Boris Mabillard
Coup de cœur. Le Château Thieuley, dans l’Entre-deux-Mers, propose des vins subtils et gouleyants à bon prix.
Passé 18 h 30, en l’absence des patronnes du Château Thieuley, c’est leur père qui répond au téléphone. Il veille au grain et bataille pour que personne n’abuse de l’agenda déjà surchargé de sa fille Sylvie Courselle, 38 ans, la cadette qui s’occupe de l’aspect commercial du château: «N’espérez pas la déranger en pleines vendanges! Pour qui vous prenez-vous? Fait-on cela en Suisse?» Mais très vite, le ton s’adoucit et devient bonhomme.
L’Entre-deux-Mers, c’est peut-être le plus beau vignoble de Bordeaux. Pourtant, les amateurs de dégustations le délaissent au profit de ses prestigieux voisins, Saint-Emilion ou Graves. Quelle injustice!
Mais Sylvie Courselle n’est pas du genre à se lamenter. Elle dirige avec sa sœur Marie le domaine familial, 80 hectares, et si l’ombre d’un nuage passe sur son visage, un sourire éclatant la chasse aussitôt: «Je me bats contre les clichés sur les vins de Bordeaux.
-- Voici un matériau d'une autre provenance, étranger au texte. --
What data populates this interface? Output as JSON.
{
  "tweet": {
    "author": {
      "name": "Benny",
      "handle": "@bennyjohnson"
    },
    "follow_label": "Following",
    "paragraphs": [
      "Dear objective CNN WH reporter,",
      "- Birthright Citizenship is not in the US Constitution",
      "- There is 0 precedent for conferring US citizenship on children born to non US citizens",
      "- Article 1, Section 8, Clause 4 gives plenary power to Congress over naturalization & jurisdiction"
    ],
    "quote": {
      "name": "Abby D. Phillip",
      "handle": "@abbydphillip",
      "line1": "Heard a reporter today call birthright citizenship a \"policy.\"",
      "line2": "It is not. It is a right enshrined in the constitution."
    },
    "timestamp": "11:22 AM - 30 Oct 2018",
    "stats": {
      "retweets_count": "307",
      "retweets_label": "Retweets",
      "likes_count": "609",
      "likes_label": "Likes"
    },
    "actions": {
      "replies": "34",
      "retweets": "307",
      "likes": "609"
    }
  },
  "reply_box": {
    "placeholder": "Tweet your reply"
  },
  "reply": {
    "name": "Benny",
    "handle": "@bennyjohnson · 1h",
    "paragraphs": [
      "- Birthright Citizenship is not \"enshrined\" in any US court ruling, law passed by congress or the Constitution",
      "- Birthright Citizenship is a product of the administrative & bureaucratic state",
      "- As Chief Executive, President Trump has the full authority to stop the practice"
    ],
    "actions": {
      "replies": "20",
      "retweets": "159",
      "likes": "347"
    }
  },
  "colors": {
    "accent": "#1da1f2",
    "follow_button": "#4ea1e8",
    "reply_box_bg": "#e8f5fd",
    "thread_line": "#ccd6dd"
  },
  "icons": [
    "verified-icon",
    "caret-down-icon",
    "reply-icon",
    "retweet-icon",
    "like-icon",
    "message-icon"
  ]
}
Contre l’image d’un vin froid fabriqué par de riches propriétaires qui ne quittent pas les salons de leur château. Nous, c’est tout le contraire, nous avons les mains dans la vigne.»
Cette chaleur et cette simplicité se retrouvent dans le vin. Désormais, le domaine produit 500 000 flacons, dont la moitié de vin blanc. «Mon père avait l’habitude de dire qu’il ne fallait pas toucher une bouteille avant huit ans. Ma sœur et moi voulons faire des vins qui peuvent se boire plus vite. Ils ont moins de barrique, sont plus fruités et vieillissent très bien aussi», explique Sylvie Courselle.
Pour décrire sa quête d’équilibre entre tradition bordelaise et innovation, entre barrique et fruit, entre héritage paternel et manière de travailler à elles, Sylvie Courselle résume sans se prendre au sérieux que «c’est un entredeux». Mais à elles deux, Sylvie et Marie font un vin entier et enthousiaste.
Elevée sur des lies fines en barriques, la cuvée Francis Courselle 2011, sémillon et sauvignon blanc pour moitié, déploie des arômes d’épices, de pêche de vigne avec une belle acidité. Dans le caveau de dégustation où sont accueillis les visiteurs, Sylvie Courselle sort une bouteille, le dernier-né de ses assemblages: le Petit Courselle, un vin rouge convivial qui sera commercialisé à moins de 8 euros.
«Les marges sont toutes petites, nos vins se vendent entre 7 et 20 euros la bouteille au détail. Mais si on augmentait les prix de 30%, on perdrait certains de nos clients», constate Sylvie Courselle. Pour l’instant, 25% de la production est écoulée en direct, mais cette part pourrait augmenter: les deux vigneronnes épicuriennes peuvent compter sur le bouche à oreille.